Note that the instruction is "subtract from", not "subtract". The second operand is subtracted from the third operand; in other words, the two operands are backwards. Fortunately, the assembler provides a family of synthetic instructions that simply swap the last two operands:

    subf    rd, rb, ra      ; sub  rd, ra, rb
    ; similarly "sub.", "subo", and "subo.".

    subfc   rd, rb, ra      ; subc rd, ra, rb
    ; similarly "subc.", "subco", and "subco.".

Second problem is that there is no subfis to subtract a shifted immediate, nor is there subfic. to update flags after subtracting from an immediate.

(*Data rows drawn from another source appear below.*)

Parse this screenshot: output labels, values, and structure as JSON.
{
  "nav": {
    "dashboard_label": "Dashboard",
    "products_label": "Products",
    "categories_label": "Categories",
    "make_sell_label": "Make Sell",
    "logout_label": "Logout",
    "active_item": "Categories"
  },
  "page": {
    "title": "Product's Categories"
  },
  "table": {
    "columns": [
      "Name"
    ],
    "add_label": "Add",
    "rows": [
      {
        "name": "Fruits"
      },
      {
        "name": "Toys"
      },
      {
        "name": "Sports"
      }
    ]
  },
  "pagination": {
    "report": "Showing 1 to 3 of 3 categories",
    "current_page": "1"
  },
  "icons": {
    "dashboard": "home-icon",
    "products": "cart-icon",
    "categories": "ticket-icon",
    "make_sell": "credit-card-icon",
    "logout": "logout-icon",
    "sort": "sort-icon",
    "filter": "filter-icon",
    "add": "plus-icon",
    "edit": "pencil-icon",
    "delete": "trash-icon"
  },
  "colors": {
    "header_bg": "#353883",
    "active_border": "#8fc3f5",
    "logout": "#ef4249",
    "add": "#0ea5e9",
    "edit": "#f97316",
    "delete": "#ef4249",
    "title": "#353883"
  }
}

But the assembler can synthesize those too:

    addi    rd, ra/0, -imm16 ; subi   rd, ra/0, imm16
    addis   rd, ra/0, -imm16 ; subis  rd, ra/0, imm16
    addic   rd, ra, -imm16   ; subic  rd, ra, imm16
    addic.  rd, ra, -imm16   ; subic. rd, ra, imm16

PowerPC's use of true carry allows this trick to work while still preserving the semantics of carry and overflow.

We wrap up with multiplication and division.

    ; multiply low immediate
    mulli   rd, ra, imm16    ; rd = (int32_t)ra * (int16_t)imm16

    ; multiply low word
    mullw   rd, ra, rb       ; rd = (int32_t)ra * (int32_t)rb
    ; also "mullw.", "mullwo", and "mullwo.".

    ; multiply high word
    mulhw   rd, ra, rb       ; rd = ((int32_t)ra * (int32_t)rb) >> 32
    ; also "mulhw."

    ; multiply high word unsigned
    mulhwu  rd, ra, rb       ; rd = ((uint32_t)ra * (uint32_t)rb) >> 32
    ; also "mulhwu."

The "multiply low" instructions perform the multiplication and return the low-order 32 bits. The "multiply high" instructions return the high-order 32 bits.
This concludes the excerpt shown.